Los tormentos de August Strindberg
August Strindberg escribió Solo en 1903. Había regresado a Estocolmo y se había roto, intempestivamente como siempre, su tercer y breve matrimonio, con Harriet Bosse. El dramaturgo, novelista, poeta, fotógrafo y pintor sueco moriría nueve años después, a los 63 años.
A Strindberg se le percibe en Solo (Mármara) más desquiciado que nunca –si es que tal cosa puede decirse-, aunque, entre el tremendo testimonio de Inferno (1898) y el aldabonazo final de El pelícano (1907), trabajando frenéticamente.
Solo –con traducción de Manuel Abella- no es una novela, sino un relato confesional de su apuesta y de su pelea con la soledad, una soledad elegida bajo el condicionante de una extrema nerviosidad, de una creciente misoginia y de la dificultad máxima para relacionarse con amigos, vecinos y conciudadanos.

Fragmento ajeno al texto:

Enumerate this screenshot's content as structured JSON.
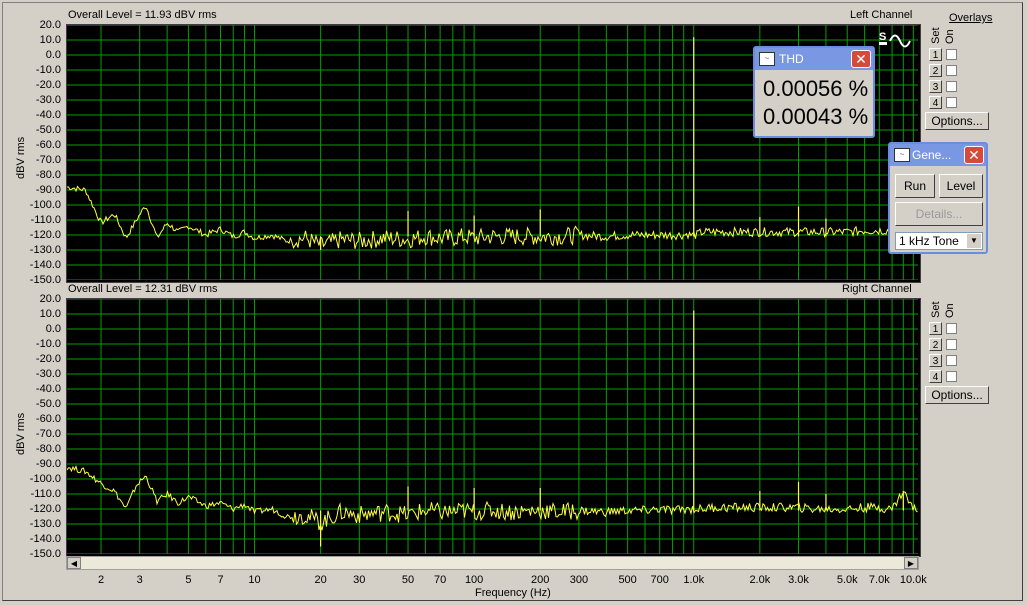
{
  "colors": {
    "trace": "#ffff40",
    "grid": "#00a000",
    "plot_bg": "#000000"
  },
  "top": {
    "overall_level": "Overall Level = 11.93 dBV rms",
    "channel": "Left Channel",
    "ylabel": "dBV rms"
  },
  "bottom": {
    "overall_level": "Overall Level = 12.31 dBV rms",
    "channel": "Right Channel",
    "ylabel": "dBV rms"
  },
  "y_ticks": [
    "20.0",
    "10.0",
    "0.0",
    "-10.0",
    "-20.0",
    "-30.0",
    "-40.0",
    "-50.0",
    "-60.0",
    "-70.0",
    "-80.0",
    "-90.0",
    "-100.0",
    "-110.0",
    "-120.0",
    "-130.0",
    "-140.0",
    "-150.0"
  ],
  "x_ticks": [
    "2",
    "3",
    "5",
    "7",
    "10",
    "20",
    "30",
    "50",
    "70",
    "100",
    "200",
    "300",
    "500",
    "700",
    "1.0k",
    "2.0k",
    "3.0k",
    "5.0k",
    "7.0k",
    "10.0k"
  ],
  "xlabel": "Frequency (Hz)",
  "overlays": {
    "title": "Overlays",
    "set_label": "Set",
    "on_label": "On",
    "slots": [
      "1",
      "2",
      "3",
      "4"
    ],
    "options_label": "Options..."
  },
  "thd_window": {
    "title": "THD",
    "values": [
      "0.00056 %",
      "0.00043 %"
    ]
  },
  "gen_window": {
    "title": "Gene...",
    "run_label": "Run",
    "level_label": "Level",
    "details_label": "Details...",
    "tone_select": "1 kHz Tone"
  },
  "chart_data": [
    {
      "type": "line",
      "title": "Left Channel",
      "xlabel": "Frequency (Hz)",
      "ylabel": "dBV rms",
      "xscale": "log",
      "xlim": [
        1.4,
        10500
      ],
      "ylim": [
        -150,
        20
      ],
      "grid": true,
      "series": [
        {
          "x": [
            1.4,
            1.7,
            2.0,
            2.3,
            2.6,
            2.9,
            3.2,
            3.6,
            4.0,
            4.5,
            5,
            6,
            7,
            8,
            9,
            10,
            12,
            14,
            17,
            20,
            25,
            30,
            40,
            50,
            60,
            70,
            80,
            90,
            100,
            120,
            150,
            200,
            250,
            300,
            400,
            500,
            600,
            700,
            800,
            900,
            950,
            1000,
            1050,
            1100,
            1200,
            1300,
            1500,
            1700,
            2000,
            2500,
            3000,
            3500,
            4000,
            5000,
            6000,
            7000,
            8000,
            9000,
            10000
          ],
          "y": [
            -88,
            -90,
            -112,
            -106,
            -122,
            -110,
            -100,
            -122,
            -112,
            -118,
            -114,
            -120,
            -116,
            -121,
            -118,
            -122,
            -120,
            -124,
            -122,
            -127,
            -123,
            -124,
            -122,
            -123,
            -121,
            -122,
            -122,
            -121,
            -122,
            -121,
            -121,
            -121,
            -121,
            -120,
            -121,
            -120,
            -120,
            -120,
            -120,
            -120,
            -119,
            11.9,
            -119,
            -118,
            -118,
            -118,
            -118,
            -118,
            -118,
            -118,
            -118,
            -118,
            -118,
            -118,
            -117,
            -117,
            -117,
            -117,
            -119
          ]
        }
      ],
      "peaks": [
        {
          "x": 20,
          "y": -130
        },
        {
          "x": 50,
          "y": -104
        },
        {
          "x": 100,
          "y": -107
        },
        {
          "x": 200,
          "y": -103
        },
        {
          "x": 1000,
          "y": 11.9
        },
        {
          "x": 2000,
          "y": -108
        },
        {
          "x": 3000,
          "y": -101
        },
        {
          "x": 4000,
          "y": -109
        }
      ]
    },
    {
      "type": "line",
      "title": "Right Channel",
      "xlabel": "Frequency (Hz)",
      "ylabel": "dBV rms",
      "xscale": "log",
      "xlim": [
        1.4,
        10500
      ],
      "ylim": [
        -150,
        20
      ],
      "grid": true,
      "series": [
        {
          "x": [
            1.4,
            1.7,
            2.0,
            2.3,
            2.6,
            2.9,
            3.2,
            3.6,
            4.0,
            4.5,
            5,
            6,
            7,
            8,
            9,
            10,
            12,
            14,
            17,
            20,
            25,
            30,
            40,
            50,
            60,
            70,
            80,
            90,
            100,
            120,
            150,
            200,
            250,
            300,
            400,
            500,
            600,
            700,
            800,
            900,
            950,
            1000,
            1050,
            1100,
            1200,
            1300,
            1500,
            1700,
            2000,
            2500,
            3000,
            3500,
            4000,
            5000,
            6000,
            7000,
            8000,
            9000,
            10000
          ],
          "y": [
            -92,
            -95,
            -103,
            -108,
            -120,
            -104,
            -98,
            -115,
            -110,
            -116,
            -112,
            -118,
            -116,
            -120,
            -117,
            -122,
            -120,
            -125,
            -124,
            -129,
            -122,
            -124,
            -122,
            -124,
            -121,
            -122,
            -122,
            -121,
            -122,
            -121,
            -122,
            -121,
            -122,
            -121,
            -122,
            -121,
            -121,
            -120,
            -121,
            -120,
            -120,
            12.3,
            -120,
            -120,
            -119,
            -119,
            -119,
            -119,
            -119,
            -119,
            -119,
            -120,
            -120,
            -120,
            -119,
            -119,
            -120,
            -108,
            -120
          ]
        }
      ],
      "peaks": [
        {
          "x": 20,
          "y": -145
        },
        {
          "x": 50,
          "y": -105
        },
        {
          "x": 100,
          "y": -106
        },
        {
          "x": 200,
          "y": -106
        },
        {
          "x": 1000,
          "y": 12.3
        },
        {
          "x": 2000,
          "y": -108
        },
        {
          "x": 3000,
          "y": -102
        },
        {
          "x": 4000,
          "y": -110
        },
        {
          "x": 9000,
          "y": -108
        }
      ]
    }
  ]
}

En un momento dado (pág. 52), Strindberg hace un elogio de la soledad, de su apetecible programa vital en solitario: “Uno acaba siendo el único dueño de sí mismo. Nadie cuyos pensamientos controlen los míos, nadie cuyos gustos o caprichos pesen sobre mí. Es entonces cuando el alma comienza a crecer en su libertad recién adquirida, y se experimenta una inaudita paz interior, una alegría tranquila y un sentimiento de seguridad y de responsabilidad sobre uno mismo”.
Pero, leyendo Solo, comprendemos que de paz interior y de alegría tranquila, nada. La soledad le sienta fatal a un Strindberg tan lúcido como confuso y contradictorio, que se cuece en la propia salsa de sus miedos, manías y aversiones.
Si sale a pasear, se siente incómodo con la gente y ante la gente, asegura notar la enemistad de los desconocidos y considera una intromisión agresiva que las personas con las que se cruza le miren a la cara por un instante. Strindberg, sabido es, padeció paranoia, manía persecutoria.
Si se queda en casa, le molestan los ruidos de los vecinos –aunque también se altera si no los oye-, teme las visitas –no digamos la hipotética de uno de sus hijos-, se le avivan los fantasmas. A veces, se dedica a espiar a los demás, con o sin prismáticos, a meterse en los hogares vecinos observando de ventana a ventana, a menudo para sacar consecuencias tétricas sobre la convivencia, aunque, en otra ocasión, parece envidiar a dos enamorados, “felices de estar en mutua compañía”.
Strindberg, con gran instinto plástico, hace magníficas descripciones del paisaje. Otras veces, comenta su religiosidad, su “cristianismo aconfesional”, su lectura de la Biblia y de libros de devoción, pero él no puede atarse a una confesión. Encuentra algún alivio en el budismo y en la meditación.
En ese largo, pero breve a un tiempo, cuaderno de experiencia y reflexión que es Solo, el autor de La señorita Julia hace excursiones digresivas por los pensadores y escritores que admira, notoriamente por Emmanuel Swedenborg –teósofo y místico muy trastornado, que también optó por la soledad-, por Goethe y por Balzac.
Solo es otro impresionante testimonio del inacabable combate que un titán brillante y enfermo sostuvo con los demás y consigo mismo, con los ángeles diabólicos de la vida y de la muerte.